We dragged Stack away with some difficulty, and found a quiet corner – yet again – to try and decide what to do.
“Can we buy a dozen of wet nellies?” asked Geivin. “Can we? Pleeease? Pleeeeease?”
“Mm,” I said. “Well, firstly, what are wet nellies, secondly, how do we buy, and thirdly, we haven’t anything to sell.”
Geivin very kindly and condescendingly proceeded to enlighten us.
For the record, wet nellies are breads soaked in honey – but everybody knows that; and you buy them by going up to the man and giving him a ring.
“A ring? Like this?”
“No of course not! A gold ring! From a chain!” He looked at our blank faces and sighed right from his toes. “You have a bit of caul with a gold ring threaded in it and another ring threaded on that and another ring threaded on that till you’ve got twelve rings in a chain.”
“But doesn’t it matter that they’re big rings or small?” Hawk looked completely lost.
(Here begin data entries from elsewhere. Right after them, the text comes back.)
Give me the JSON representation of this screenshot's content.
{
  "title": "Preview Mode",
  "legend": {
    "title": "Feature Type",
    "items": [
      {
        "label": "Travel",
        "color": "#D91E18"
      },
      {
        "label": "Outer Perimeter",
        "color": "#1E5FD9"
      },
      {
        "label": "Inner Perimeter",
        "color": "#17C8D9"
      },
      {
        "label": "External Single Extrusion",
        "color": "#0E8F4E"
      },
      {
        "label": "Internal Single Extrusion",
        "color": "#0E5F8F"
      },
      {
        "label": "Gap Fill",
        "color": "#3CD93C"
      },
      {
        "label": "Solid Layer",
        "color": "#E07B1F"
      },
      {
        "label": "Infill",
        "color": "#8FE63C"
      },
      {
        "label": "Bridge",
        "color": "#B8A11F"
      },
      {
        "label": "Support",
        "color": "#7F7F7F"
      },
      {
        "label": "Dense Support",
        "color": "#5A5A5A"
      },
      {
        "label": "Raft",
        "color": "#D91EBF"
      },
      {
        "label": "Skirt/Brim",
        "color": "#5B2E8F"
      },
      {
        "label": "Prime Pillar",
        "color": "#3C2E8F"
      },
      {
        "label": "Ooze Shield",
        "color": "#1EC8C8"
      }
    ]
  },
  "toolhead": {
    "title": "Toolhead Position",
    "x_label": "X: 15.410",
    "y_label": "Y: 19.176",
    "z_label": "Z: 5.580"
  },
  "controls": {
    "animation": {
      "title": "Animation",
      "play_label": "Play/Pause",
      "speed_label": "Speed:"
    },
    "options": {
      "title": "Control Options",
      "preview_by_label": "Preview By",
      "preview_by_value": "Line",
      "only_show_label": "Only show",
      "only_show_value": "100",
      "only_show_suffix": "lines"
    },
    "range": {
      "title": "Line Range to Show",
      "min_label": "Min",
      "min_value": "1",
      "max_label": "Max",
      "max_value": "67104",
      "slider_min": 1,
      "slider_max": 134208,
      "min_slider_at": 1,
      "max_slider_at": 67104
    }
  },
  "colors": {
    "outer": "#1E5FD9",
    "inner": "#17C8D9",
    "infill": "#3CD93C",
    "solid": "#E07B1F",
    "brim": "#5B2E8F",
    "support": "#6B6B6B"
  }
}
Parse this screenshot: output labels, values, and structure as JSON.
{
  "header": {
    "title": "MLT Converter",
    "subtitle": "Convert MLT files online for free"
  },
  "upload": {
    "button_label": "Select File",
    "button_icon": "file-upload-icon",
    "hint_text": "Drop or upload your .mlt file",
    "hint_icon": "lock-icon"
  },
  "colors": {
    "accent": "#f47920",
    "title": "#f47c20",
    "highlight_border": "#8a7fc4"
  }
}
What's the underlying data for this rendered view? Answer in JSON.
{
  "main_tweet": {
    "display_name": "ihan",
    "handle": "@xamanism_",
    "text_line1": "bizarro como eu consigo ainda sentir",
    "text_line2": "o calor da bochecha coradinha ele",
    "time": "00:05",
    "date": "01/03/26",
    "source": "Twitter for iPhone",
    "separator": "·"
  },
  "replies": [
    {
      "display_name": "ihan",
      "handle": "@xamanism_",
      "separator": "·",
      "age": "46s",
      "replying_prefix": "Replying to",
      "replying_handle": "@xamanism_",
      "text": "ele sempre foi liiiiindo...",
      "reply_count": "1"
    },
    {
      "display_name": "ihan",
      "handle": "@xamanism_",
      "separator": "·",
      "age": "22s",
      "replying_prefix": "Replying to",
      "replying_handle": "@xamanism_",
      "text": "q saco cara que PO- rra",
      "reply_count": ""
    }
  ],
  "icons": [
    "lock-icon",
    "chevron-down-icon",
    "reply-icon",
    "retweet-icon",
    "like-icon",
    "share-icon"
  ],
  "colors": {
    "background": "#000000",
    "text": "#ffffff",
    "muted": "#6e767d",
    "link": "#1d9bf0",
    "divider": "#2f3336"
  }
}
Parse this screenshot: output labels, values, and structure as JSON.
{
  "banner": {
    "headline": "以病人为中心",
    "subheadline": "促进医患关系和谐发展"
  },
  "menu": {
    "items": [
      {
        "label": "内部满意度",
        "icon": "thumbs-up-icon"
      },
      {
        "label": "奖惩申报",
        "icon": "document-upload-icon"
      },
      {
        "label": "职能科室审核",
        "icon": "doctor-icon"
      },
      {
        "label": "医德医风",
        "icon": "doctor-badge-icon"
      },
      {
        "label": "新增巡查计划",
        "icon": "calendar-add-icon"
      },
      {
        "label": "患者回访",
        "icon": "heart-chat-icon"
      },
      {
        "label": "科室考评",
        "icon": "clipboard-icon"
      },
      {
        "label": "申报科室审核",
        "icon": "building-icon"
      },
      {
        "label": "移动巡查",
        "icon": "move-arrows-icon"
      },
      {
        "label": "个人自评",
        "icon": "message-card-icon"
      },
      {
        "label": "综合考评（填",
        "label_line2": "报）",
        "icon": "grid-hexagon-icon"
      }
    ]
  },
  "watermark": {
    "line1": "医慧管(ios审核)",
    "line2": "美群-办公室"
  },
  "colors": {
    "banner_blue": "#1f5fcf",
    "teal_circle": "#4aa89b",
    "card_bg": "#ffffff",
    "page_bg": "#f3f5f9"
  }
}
Geivin did his sigh again. “They’re all the same size so the man can check if you’re cheating him. Everybody knows that. The rings are tiny, like… those.” He pointed to the little gold chains that I’d drooled over earlier.
I nodded. “But we still don’t have anything to sell, so we can’t get these rings to buy. And won’t the local chief throw us out if we start trading?”
Geivin looked at me as if I was stupid. Again. “You have to pay market toll of three rings, of course, if you’re trading in the Square. Everybody knows that! But,” he pointed to the part of the Square by the river. “There’s a special bit there, called the Freeland. You can trade there without toll, as long as you bring everything on your back and understand there ben’t any protection. A lot of people use it when they’ve only got a little bit to sell, that ben’t worth the toll. Specially women.”
“But we still don’t have anything to sell.”
“You can sell salves!” he said. “You’ve got lots, and you’ll sell them easy!”
Yeah, right. And as usual it’s the shaman who has to do the work.